Entre rites et légendes
Avec leurs formes inhabituelles, leurs silhouettes rebondies et leurs teintes éclatantes, les courges ont toujours frappé les esprits. À la fois nourricières et décoratives, elles ont longtemps occupé une place ambivalente : symboles d’abondance et de fécondité, mais aussi de rusticité. Dans les textes anciens comme dans les traditions populaires, elles sont à la fois admirées et tournées en dérision.

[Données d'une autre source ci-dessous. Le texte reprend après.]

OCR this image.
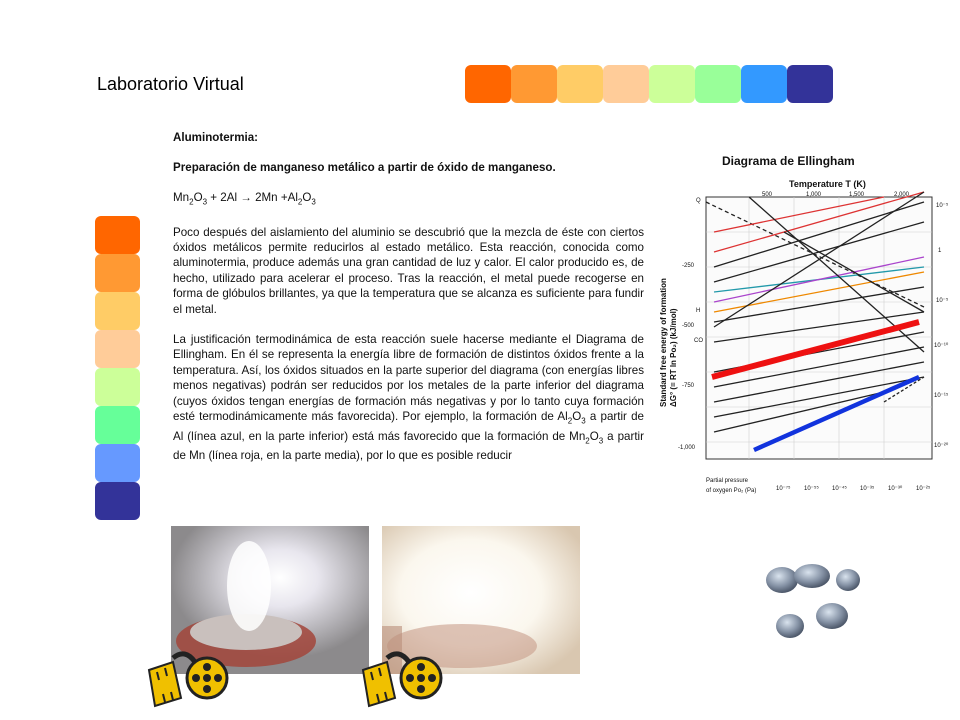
Laboratorio Virtual

Aluminotermia:

Preparación de manganeso metálico a partir de óxido de manganeso.

$Mn_2O_3 + 2Al \to 2Mn +Al_2O_3$

Poco después del aislamiento del aluminio se descubrió que la mezcla de éste con ciertos óxidos metálicos permite reducirlos al estado metálico. Esta reacción, conocida como aluminotermia, produce además una gran cantidad de luz y calor. El calor producido es, de hecho, utilizado para acelerar el proceso. Tras la reacción, el metal puede recogerse en forma de glóbulos brillantes, ya que la temperatura que se alcanza es suficiente para fundir el metal.

La justificación termodinámica de esta reacción suele hacerse mediante el Diagrama de Ellingham. En él se representa la energía libre de formación de distintos óxidos frente a la temperatura. Así, los óxidos situados en la parte superior del diagrama (con energías libres menos negativas) podrán ser reducidos por los metales de la parte inferior del diagrama (cuyos óxidos tengan energías de formación más negativas y por lo tanto cuya formación esté termodinámicamente más favorecida). Por ejemplo, la formación de $Al_2O_3$ a partir de Al (línea azul, en la parte inferior) está más favorecido que la formación de $Mn_2O_3$ a partir de Mn (línea roja, en la parte media), por lo que es posible reducir

Diagrama de Ellingham
Temperature T (K)
500	1,000	1,500	2,000
-250
-500
-750
-1,000
Q
H
CO
Standard free energy of formation ΔG° (= RT ln Po₂) (kJ/mol)
10⁻⁵
1
10⁻⁵
10⁻¹⁰
10⁻¹⁵
10⁻²⁰
Partial pressure
of oxygen Po₂ (Pa)	10⁻⁷⁵ 10⁻⁵⁵ 10⁻⁴⁵ 10⁻³⁵ 10⁻³⁰ 10⁻²⁵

Le mot Halloween vient de la forme ancienne Hallowe’en, contraction de All Hallow Even, c’est-à-dire la veille de la Toussaint (All Hallows’ Eve). Cette fête elle-même trouve son origine dans Samhain, une célébration celtique irlandaise qui a vu le jour il y a environ 2 500 ans. Elle marquait le passage de la saison claire à la saison sombre, moment perçu comme une période de transition où les frontières entre les mondes s’effaçaient et où les esprits revenaient hanter les vivants. Les déguisements et les lanternes trouvent leur origine dans ces rituels destinés à éloigner ou tromper les revenants.
La tradition de la lanterne sculptée remonte à une légende irlandaise : celle de Jack O’Lantern, ou « Jack à la lanterne ». Jack, personnage avare et rusé, aurait dupé le Diable à deux reprises, l’obligeant à lui promettre de ne jamais réclamer son âme. À sa mort, rejeté à la fois du paradis et de l’enfer, il erra sans destination. Le Diable, moqueur, lui donna une braise venue des enfers, que Jack plaça dans un navet évidé pour éclairer sa route dans l’obscurité éternelle. Depuis, il rôde entre le monde des vivants et celui des morts, sa lanterne à la main. Lorsque les immigrants irlandais s’installèrent en Amérique au XIXᵉ siècle, ils troquèrent les navets pour des citrouilles, plus grandes et faciles à sculpter. Ainsi, la figure de Jack O’Lantern s’est transformée en emblème lumineux d’Halloween, mêlant légendes celtiques, traditions rurales et une courge venue du Nouveau Monde.
Aujourd’hui, les courges ont retrouvé une nouvelle vitalité. Devenues icônes de l’automne, elles décorent fenêtres et marchés, inspirent cuisiniers et conteurs, mêlant traditions ancestrales et influences venues d’ailleurs. Entre héritages anciens et réinventions contemporaines, elles s’imposent comme des témoins vivants d’un imaginaire qui traverse les siècles.